彼女は、1994年リレハンメル五輪で金メダル、1998年長野五輪では金メダル2個、銅メダル1個を獲得した。現役を引退するまで貯めたポイントは、なんと905点。オリンピック金メダル1個につき90点ということを考えると、ものすごいポイントだろう。

(参考記事:韓国スポーツの強さの源 死ぬまでもらえる「競技力向上研究年金」とは何?

この競技力向上研究年金の上限額は、年金ポイント110点にあたる月100万ウォン。ただ、チョン・イギョンのようにオリンピックを2連覇した場合、オリンピック金メダルポイントとその50%、つまり90+45点分である135点の“激励金”6500万ウォン(約650万円)を受け取ることができる。同じオリンピックで2個以上の金メダルを取った場合も、1個ごとに20%が加算された激励金が手に入るという。

もしも、年金ポイントを持つ韓国のスポーツ選手が、他の国へ帰化する場合はどうなるのだろう。

競技力向上研究年金の規定によると、「韓国籍を喪失する場合、毎月の支給額の48倍を一括で支払い、関係を終結する」となっている。

2006年トリノ五輪で金メダル3冠を達成したヴィクトル・アン(韓国名:アン・ヒョンス)がまさにそのケースだ。彼も月100万ウォン(約10万円)の年金をもらっていたわけだが、2011年、ロシアに帰化すると同時に100万ウォンの48倍、つまり4800万ウォン(約420万円)を一括で支給された。
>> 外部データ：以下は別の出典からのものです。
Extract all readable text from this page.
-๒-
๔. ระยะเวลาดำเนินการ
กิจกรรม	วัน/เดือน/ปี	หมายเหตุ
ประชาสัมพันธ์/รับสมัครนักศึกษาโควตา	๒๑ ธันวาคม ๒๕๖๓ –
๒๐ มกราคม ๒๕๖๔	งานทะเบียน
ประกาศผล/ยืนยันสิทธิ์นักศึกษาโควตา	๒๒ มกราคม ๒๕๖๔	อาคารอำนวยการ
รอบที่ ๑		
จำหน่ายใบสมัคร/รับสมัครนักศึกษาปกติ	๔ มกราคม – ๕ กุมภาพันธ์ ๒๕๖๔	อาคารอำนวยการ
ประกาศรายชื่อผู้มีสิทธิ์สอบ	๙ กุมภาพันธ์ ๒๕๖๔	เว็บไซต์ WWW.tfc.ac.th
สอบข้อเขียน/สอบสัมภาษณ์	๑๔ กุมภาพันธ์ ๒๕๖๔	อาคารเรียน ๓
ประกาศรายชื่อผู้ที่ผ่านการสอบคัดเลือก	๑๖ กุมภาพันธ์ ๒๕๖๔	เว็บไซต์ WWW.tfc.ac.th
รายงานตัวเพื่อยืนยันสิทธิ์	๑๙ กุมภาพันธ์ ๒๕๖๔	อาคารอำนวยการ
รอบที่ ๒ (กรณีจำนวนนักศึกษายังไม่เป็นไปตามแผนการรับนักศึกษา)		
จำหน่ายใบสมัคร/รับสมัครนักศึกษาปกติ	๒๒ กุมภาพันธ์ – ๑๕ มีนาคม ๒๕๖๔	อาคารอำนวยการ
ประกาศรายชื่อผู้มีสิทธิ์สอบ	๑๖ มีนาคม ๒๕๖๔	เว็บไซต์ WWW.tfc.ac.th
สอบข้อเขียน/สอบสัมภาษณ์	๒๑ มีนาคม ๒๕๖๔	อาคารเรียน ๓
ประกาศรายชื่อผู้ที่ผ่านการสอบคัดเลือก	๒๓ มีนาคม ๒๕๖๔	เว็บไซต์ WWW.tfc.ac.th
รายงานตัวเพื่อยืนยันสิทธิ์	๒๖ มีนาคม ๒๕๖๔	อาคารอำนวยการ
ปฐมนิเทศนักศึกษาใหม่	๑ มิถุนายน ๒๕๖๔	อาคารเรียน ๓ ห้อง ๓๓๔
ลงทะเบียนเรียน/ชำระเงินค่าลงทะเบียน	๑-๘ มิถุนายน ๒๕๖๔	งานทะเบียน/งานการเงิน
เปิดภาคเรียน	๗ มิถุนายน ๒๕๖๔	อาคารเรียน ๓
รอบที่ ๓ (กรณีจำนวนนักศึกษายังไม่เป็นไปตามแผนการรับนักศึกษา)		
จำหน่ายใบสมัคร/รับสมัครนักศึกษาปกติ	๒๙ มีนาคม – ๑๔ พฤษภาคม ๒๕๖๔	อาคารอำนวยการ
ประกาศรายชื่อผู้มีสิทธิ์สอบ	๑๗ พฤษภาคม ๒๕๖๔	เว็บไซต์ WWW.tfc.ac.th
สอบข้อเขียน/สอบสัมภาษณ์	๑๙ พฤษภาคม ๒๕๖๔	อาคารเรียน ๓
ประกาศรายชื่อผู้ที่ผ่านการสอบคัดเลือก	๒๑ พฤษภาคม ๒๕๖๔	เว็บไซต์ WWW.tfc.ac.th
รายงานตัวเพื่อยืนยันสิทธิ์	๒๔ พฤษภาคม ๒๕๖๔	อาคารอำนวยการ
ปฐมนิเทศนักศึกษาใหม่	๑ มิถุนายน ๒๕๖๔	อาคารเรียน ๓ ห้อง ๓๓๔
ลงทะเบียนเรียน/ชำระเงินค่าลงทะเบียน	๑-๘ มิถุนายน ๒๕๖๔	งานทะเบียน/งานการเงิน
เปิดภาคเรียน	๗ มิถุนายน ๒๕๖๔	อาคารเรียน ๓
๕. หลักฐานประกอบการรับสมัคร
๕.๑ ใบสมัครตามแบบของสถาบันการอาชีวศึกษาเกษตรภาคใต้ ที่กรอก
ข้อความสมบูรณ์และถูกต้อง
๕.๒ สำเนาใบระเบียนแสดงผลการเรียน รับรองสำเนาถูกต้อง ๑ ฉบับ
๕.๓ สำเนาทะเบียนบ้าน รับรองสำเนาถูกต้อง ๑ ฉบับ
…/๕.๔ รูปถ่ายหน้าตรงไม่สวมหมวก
ちなみに、オリンピックで1秒もプレーをしなくても年金をもらえる場合がある。

これは、サッカーやハンドボールのような団体競技で最終エントリーに入った選手に該当する話だ。本試合に出場できず、ずっとベンチにいたとしてもチームでメダルを獲得した場合、その候補選手はプレーした他の選手と同じ額の年金がもらえる。

過去には違った。1992年バルセロナ五輪で韓国女子ハンドボール代表チームが金メダルを獲得しているが、出場した選手は月60万ウォン、候補選手は35万ウォンと分けて年金を支給したという。しかし、それが“差別だ”という議論になり、規定を変えたそうだ。オリンピックを向けて一生懸命汗を流した選手の立場からすれば、すべての選手を平等に扱うのが当たり前かもしれない。

韓国は、今夏開催されるリオ五輪で「金メダル10個以上獲得」が目標らしい。名誉と実利の“二兎”を手にすべく、今この瞬間にもたくさんのメダル候補たちが汗を流している。